Another idea was to remove columns with values <=0
before as follows:
df.skim <- df %>%
select_if(is.numeric)
df.skim <- df.skim[,sapply(df.skim, min)>0]
and then apply the log to the columns left, but in this way I drop also the key column and I cannot easily merge back the data.
CodePudding user response:
You can create a little function that you then pass onto across
inside where
:
numeric_no_zero <- function(x) {
if(!is.numeric(x)) return(FALSE)
if(any(x <= 0)) return(FALSE)
TRUE
}
Which you use like this:
df %>%
as_tibble() %>%
mutate(across(
.cols = where(numeric_no_zero),
.fns = list(log = log),
.names = "{.col}_{.fn}"))
#> # A tibble: 5 x 9
#> a b c d e f g b_log g_log
#> <dbl> <dbl> <dbl> <dbl> <chr> <fct> <dbl> <dbl> <dbl>
#> 1 3 1 9 3 red 0 3 0 1.10
#> 2 -1 3 -2 0 blu 1 1 1.10 0
#> 3 0 2 3 6 yellow 1 1 0.693 0
#> 4 5 1 -5 1 green 0 4 0 1.39
#> 5 2 4 1 5 white 0 2 1.39 0.693
Created on 2022-03-10 by the reprex package (v2.0.1)

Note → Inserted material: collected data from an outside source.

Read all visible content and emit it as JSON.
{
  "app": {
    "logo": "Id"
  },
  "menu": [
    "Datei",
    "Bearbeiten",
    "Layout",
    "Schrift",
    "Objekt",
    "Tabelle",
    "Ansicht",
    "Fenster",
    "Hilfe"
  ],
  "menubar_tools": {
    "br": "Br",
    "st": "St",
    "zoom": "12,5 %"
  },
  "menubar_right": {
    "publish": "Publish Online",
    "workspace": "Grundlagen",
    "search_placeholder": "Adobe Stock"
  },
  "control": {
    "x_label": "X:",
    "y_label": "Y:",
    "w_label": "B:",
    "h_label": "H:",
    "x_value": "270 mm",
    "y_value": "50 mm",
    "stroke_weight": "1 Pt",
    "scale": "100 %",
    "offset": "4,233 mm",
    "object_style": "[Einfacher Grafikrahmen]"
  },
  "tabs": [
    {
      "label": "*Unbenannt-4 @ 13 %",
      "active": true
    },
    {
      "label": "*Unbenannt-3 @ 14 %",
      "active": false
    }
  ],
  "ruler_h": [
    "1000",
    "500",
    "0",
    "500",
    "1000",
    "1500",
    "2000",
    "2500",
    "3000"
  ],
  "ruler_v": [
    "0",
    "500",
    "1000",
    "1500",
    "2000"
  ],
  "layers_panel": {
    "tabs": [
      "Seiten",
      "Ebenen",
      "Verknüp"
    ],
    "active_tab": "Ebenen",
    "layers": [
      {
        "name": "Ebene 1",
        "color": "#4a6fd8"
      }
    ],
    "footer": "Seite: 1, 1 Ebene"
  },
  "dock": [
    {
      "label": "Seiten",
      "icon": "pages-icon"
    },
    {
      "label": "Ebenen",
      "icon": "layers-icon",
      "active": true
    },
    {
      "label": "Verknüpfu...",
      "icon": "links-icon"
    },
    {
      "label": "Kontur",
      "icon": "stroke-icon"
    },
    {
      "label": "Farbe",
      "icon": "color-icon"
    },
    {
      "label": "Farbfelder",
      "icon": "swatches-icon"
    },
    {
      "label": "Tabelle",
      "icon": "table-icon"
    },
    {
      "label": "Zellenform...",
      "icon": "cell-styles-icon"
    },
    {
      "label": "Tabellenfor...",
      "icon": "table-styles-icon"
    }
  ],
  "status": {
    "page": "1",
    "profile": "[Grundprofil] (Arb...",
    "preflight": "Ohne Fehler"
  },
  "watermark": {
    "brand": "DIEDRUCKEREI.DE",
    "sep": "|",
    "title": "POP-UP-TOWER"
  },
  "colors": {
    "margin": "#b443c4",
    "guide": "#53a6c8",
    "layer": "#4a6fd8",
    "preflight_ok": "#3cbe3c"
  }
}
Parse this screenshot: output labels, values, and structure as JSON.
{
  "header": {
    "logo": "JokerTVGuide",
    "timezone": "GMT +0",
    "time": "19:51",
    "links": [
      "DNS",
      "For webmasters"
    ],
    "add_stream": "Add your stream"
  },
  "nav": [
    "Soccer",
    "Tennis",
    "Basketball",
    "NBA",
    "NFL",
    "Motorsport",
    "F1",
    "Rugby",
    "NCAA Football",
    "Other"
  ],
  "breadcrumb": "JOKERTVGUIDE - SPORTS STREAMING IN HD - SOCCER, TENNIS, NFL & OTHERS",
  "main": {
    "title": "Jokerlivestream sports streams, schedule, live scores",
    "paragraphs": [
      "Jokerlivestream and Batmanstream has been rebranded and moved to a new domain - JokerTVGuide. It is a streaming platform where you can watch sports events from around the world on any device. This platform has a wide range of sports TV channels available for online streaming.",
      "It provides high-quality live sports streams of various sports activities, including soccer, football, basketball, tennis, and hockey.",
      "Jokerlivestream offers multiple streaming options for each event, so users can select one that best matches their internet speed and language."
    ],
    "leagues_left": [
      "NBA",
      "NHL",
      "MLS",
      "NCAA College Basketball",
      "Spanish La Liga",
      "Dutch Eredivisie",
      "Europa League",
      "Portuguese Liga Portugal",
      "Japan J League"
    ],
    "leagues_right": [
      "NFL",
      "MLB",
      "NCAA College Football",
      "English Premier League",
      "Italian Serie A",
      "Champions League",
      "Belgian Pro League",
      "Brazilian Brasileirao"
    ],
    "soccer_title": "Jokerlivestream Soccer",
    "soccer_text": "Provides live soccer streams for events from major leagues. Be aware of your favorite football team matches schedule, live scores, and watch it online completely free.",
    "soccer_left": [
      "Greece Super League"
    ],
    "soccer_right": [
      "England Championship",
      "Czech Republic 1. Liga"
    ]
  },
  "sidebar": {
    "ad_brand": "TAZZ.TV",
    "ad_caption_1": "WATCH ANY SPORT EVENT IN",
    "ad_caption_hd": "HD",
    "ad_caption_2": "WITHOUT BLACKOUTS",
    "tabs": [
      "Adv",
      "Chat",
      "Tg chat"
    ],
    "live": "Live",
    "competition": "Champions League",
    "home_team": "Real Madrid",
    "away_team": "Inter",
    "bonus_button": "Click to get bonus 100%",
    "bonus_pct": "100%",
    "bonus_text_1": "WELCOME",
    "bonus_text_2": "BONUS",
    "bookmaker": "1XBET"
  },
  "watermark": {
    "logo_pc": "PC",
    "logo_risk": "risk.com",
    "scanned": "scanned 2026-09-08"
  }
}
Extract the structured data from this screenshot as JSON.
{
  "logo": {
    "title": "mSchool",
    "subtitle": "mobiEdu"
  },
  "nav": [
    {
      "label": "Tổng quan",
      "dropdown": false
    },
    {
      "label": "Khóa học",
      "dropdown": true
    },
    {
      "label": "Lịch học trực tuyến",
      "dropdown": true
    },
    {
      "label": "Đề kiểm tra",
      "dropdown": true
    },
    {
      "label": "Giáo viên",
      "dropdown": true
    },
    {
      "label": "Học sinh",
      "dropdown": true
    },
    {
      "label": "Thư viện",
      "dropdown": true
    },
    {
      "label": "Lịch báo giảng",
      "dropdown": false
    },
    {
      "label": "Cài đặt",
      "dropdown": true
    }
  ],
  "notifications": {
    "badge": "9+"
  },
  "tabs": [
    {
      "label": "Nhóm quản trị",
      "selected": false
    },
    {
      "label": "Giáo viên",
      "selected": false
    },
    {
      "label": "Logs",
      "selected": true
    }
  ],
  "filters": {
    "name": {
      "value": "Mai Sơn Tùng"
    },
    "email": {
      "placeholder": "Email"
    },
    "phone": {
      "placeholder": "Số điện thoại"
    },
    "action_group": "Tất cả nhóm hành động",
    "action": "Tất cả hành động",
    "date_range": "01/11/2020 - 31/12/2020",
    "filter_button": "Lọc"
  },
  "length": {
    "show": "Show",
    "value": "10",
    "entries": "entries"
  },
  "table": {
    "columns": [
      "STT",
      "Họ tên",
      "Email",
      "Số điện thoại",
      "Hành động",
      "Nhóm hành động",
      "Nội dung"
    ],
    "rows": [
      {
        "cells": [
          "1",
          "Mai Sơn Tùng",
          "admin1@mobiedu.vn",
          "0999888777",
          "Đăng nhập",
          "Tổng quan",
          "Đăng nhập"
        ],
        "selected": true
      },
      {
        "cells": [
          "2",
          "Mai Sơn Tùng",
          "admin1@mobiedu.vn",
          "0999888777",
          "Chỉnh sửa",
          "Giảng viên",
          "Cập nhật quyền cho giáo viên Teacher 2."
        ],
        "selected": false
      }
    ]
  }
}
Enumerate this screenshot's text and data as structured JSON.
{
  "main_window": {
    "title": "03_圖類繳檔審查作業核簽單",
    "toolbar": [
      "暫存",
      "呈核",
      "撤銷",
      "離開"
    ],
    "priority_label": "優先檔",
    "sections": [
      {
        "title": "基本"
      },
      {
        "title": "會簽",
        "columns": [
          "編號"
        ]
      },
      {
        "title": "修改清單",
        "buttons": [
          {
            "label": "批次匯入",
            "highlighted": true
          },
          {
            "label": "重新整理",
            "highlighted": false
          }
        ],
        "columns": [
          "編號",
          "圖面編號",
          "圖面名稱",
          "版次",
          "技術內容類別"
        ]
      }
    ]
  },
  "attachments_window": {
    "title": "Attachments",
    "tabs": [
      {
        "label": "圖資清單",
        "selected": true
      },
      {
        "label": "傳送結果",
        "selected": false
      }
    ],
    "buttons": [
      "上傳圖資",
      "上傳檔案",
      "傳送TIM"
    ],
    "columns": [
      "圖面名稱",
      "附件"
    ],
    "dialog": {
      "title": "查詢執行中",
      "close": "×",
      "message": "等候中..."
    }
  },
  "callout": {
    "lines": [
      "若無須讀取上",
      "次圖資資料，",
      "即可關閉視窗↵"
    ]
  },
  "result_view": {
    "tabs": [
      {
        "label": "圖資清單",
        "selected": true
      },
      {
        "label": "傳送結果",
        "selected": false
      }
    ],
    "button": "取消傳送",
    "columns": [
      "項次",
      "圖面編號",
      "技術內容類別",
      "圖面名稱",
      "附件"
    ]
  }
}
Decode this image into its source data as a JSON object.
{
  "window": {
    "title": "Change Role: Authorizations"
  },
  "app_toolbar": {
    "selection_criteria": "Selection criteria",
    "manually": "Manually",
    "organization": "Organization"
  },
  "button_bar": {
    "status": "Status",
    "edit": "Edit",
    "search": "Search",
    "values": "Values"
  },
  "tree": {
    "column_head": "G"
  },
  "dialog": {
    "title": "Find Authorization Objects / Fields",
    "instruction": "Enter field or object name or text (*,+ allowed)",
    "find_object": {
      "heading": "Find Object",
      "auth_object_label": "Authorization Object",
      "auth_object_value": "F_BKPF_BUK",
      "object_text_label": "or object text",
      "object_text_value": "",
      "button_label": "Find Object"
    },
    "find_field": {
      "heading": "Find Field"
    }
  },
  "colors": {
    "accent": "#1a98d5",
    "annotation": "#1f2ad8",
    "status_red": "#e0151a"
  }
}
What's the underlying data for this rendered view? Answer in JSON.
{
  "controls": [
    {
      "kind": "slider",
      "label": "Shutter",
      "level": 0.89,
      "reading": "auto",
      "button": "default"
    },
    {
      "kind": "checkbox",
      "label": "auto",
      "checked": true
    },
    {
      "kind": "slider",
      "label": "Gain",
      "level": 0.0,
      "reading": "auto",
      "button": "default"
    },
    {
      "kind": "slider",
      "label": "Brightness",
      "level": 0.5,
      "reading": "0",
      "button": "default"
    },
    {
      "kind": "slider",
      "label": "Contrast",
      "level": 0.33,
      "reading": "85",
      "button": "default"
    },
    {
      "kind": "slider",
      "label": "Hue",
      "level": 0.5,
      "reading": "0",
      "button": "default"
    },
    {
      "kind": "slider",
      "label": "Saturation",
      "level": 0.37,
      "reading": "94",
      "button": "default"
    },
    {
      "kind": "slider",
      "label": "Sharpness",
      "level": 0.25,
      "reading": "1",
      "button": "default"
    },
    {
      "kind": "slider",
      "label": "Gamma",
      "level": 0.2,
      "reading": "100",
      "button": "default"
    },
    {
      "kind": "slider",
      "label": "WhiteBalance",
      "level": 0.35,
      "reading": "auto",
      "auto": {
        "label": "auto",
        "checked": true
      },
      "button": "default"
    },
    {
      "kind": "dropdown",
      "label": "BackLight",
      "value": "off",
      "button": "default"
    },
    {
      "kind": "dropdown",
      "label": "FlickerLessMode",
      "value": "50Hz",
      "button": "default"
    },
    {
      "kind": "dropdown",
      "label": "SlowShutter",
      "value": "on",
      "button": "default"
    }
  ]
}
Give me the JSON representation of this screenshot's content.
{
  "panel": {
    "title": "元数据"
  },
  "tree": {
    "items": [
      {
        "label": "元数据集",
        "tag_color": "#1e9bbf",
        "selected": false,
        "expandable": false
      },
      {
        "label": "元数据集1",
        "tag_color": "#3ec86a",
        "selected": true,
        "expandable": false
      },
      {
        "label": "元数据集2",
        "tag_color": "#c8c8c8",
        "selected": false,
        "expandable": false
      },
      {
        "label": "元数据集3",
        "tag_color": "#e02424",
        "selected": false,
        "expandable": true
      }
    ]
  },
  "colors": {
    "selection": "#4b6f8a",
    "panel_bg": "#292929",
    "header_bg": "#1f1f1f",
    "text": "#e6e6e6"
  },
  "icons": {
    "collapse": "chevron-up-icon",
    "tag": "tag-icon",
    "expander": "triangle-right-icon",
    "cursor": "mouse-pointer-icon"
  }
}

CodePudding user response:
You can use where()
with an anonymous function to specify more complex conditions like yours:
library(tidyverse)
df.log <- df %>%
as_tibble() %>%
mutate(across(
.cols = where(~ is.numeric(.x) && all(.x > 0)),
.fns = list(log = log),
.names = "{.col}_{.fn}"))
Output:
# A tibble: 5 x 9
a b c d e f g b_log g_log
<dbl> <dbl> <dbl> <dbl> <chr> <fct> <dbl> <dbl> <dbl>
1 3 1 9 3 red 0 3 0 1.10
2 -1 3 -2 0 blu 1 1 1.10 0
3 0 2 3 6 yellow 1 1 0.693 0
4 5 1 -5 1 green 0 4 0 1.39
5 2 4 1 5 white 0 2 1.39 0.693